First steps¶

Info

Make sure you have read Getting started before using the library. In particular read about which extra dependencies you may need.

Main concepts¶

pyDVL aims to be a repository of production-ready, reference implementations of algorithms for data valuation and influence functions. Read the following sections to get started:

Basics of data valuation

Key objects and usage patterns for Shapley values and related methods.

Data valuation
Computing Influence Values

Instructions on how to compute influence functions, and many approximations.

Influence functions

Supported frameworks¶

The module for influence functions is built around PyTorch. Because of our use of the torch.func stateless api, we do not support jitted modules yet (see #640).
Up until v0.10.0, pyDVL only supported NumPy arrays for data valuation. From version 0.10.1 onwards, the library also supports PyTorch tensors for most valuation methods. The implementation attempts to preserve the input data type for the Dataset throughout computations where possible.

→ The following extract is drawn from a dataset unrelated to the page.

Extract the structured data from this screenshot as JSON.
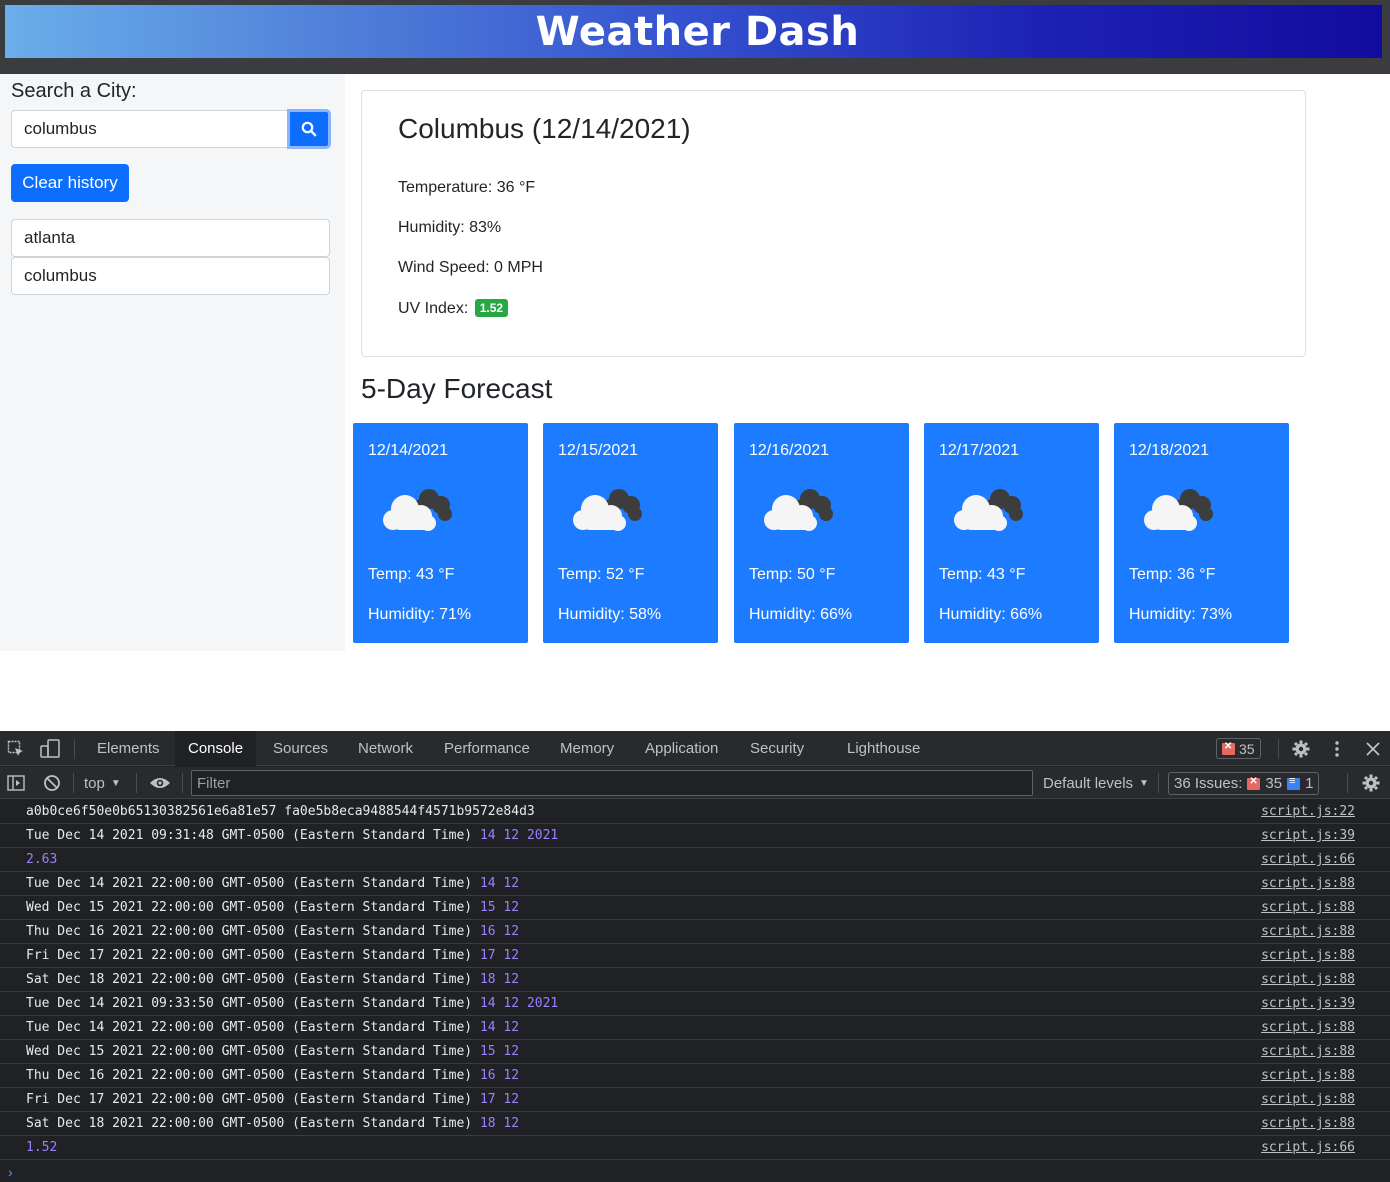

Note that some features have specific requirements or limitations when using tensors. For details on tensor support and caveats, see the [[tensor-support]] section.

Running the examples¶

If you are somewhat familiar with the concepts of data valuation, you can start by browsing our worked-out examples illustrating pyDVL's capabilities either:

In the examples under Basics of data valuation and Computing Influence Values.
Using binder notebooks, deployed from each example's page.
Locally, by starting a jupyter server at the root of the project. You will have to install jupyter first manually since it's not a dependency of the library.

Advanced usage¶

Refer to the Advanced usage page for explanations on how to enable and use parallelization and caching.